Two homeless families are at the centre of the story. Newly arrived young couple Dean and Emma, with Dean’s two children Jason and Paige. Emma is heavily pregnant. They occupy one cramped room. In the room next door are Colin and his mum Barbara. He’s her carer. They’ve been there twelve months. There’s also a Somalian refugee and a Syria refugee who arrives and leaves during the play, but it’s the two British families experiences at the heart of the piece. Though we hear some of their back stories, it’s really about the system and how it treats them and the stress of being cooped up with no end in sight. Every character moved me at some point, but it was four people sharing one can of soup and some bread from a food bank, then the youngest child saying that she was still hungry, that moved me most.
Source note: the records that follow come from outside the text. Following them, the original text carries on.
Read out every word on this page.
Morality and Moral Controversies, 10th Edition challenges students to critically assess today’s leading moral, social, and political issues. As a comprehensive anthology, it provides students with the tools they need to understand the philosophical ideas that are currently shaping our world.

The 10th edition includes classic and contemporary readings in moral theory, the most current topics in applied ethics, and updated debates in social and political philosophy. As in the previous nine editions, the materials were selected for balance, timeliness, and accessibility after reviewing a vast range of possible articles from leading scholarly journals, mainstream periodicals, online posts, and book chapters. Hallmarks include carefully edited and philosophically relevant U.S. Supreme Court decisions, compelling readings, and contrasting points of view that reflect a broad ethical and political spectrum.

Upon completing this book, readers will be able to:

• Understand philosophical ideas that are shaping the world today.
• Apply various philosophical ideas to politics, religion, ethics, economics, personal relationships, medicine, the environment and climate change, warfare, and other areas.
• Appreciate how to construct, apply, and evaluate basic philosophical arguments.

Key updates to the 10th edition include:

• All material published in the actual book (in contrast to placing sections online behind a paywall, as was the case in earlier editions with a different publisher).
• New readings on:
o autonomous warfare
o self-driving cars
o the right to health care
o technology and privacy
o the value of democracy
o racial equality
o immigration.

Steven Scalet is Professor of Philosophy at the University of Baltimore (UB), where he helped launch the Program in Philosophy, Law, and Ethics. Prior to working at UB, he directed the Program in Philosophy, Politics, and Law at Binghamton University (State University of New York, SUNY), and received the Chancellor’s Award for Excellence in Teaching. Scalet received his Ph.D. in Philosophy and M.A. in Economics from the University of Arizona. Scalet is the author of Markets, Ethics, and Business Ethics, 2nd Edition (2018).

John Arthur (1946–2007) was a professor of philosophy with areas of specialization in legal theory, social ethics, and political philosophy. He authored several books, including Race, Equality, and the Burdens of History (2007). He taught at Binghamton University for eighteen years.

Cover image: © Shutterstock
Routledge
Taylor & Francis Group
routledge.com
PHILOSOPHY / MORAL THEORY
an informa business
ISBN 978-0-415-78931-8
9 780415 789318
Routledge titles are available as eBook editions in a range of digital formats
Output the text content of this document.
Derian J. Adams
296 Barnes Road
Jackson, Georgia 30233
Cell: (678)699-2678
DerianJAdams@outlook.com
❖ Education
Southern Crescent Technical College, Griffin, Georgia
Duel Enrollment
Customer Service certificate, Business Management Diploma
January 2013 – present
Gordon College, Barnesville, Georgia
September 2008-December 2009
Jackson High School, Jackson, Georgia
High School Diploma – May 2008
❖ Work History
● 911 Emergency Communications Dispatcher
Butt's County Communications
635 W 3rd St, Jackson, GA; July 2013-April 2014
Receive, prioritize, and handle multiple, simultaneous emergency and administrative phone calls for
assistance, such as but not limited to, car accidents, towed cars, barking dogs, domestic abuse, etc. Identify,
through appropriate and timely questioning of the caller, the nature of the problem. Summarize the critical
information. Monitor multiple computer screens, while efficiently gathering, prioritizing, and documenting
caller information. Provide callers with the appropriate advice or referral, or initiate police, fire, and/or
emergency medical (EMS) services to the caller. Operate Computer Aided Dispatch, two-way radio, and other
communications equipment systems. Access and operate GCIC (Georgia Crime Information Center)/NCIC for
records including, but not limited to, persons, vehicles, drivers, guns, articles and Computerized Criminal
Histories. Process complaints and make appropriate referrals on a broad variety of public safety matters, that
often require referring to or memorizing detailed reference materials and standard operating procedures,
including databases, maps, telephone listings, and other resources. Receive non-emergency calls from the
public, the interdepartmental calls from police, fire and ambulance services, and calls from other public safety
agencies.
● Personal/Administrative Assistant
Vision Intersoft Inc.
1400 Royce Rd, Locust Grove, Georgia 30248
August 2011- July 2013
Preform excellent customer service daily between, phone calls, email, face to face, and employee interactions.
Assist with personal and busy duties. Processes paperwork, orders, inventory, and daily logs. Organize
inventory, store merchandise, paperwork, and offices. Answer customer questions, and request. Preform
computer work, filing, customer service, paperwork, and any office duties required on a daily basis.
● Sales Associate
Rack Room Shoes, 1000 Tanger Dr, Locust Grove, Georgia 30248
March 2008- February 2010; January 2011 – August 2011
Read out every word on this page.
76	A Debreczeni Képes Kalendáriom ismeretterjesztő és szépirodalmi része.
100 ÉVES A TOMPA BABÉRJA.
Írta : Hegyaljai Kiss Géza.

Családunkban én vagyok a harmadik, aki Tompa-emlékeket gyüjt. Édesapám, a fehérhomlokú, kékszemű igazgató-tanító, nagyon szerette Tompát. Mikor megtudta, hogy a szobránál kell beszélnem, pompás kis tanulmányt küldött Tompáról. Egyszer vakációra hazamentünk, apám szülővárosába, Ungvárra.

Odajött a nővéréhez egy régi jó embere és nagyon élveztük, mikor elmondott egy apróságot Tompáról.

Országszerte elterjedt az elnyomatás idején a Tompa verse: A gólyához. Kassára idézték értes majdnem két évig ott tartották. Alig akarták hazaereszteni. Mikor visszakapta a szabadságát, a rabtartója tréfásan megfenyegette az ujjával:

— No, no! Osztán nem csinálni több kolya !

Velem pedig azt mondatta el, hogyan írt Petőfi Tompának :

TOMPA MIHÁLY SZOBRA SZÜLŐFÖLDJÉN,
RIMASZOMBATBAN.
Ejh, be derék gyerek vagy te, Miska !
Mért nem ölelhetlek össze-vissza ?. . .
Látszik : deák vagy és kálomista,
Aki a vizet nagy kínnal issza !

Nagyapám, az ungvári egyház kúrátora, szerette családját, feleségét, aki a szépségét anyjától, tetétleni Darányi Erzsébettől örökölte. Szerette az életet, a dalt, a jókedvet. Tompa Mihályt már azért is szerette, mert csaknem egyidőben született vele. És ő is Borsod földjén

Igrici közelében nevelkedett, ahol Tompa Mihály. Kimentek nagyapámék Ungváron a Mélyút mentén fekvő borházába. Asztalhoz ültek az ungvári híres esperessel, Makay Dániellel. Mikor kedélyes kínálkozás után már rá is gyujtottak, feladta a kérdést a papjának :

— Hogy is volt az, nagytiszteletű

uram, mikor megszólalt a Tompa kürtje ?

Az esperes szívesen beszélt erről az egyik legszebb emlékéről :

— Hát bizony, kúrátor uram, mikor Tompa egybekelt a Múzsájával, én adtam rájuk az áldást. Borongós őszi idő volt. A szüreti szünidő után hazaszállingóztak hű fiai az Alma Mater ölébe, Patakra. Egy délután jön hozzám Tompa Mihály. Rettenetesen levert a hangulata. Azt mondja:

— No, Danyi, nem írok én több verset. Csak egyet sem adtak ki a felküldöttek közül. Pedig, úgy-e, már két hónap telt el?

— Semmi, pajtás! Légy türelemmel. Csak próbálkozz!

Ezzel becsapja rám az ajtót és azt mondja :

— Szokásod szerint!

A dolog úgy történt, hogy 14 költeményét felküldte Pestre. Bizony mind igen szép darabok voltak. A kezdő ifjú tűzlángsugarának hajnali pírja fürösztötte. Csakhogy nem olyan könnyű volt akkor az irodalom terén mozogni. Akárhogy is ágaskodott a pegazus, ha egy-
I’d eaten more before I left for the theatre.

Nick Holder’s Colin and Anna Calder-Marshall’s Barbara both had me in tears. Luke Clarke and Janet Etuk played Dean and Emma with great sensitivity and dignity, and Bobby Stallwood and Emily Beacock as Jason and Paige were extraordinary. Natasha Jenkins’ uber realistic design is stunning. This is the first work by writer director Alexander Zeldin I’ve seen and it’s hugely impressive.

The standing ovation seemed as much a statement of support for the homeless as it did admiration for one of the most authentic and moving pieces of theatre I’ve ever seen. I now feel motivated to campaign and I start by urging you to go and see it.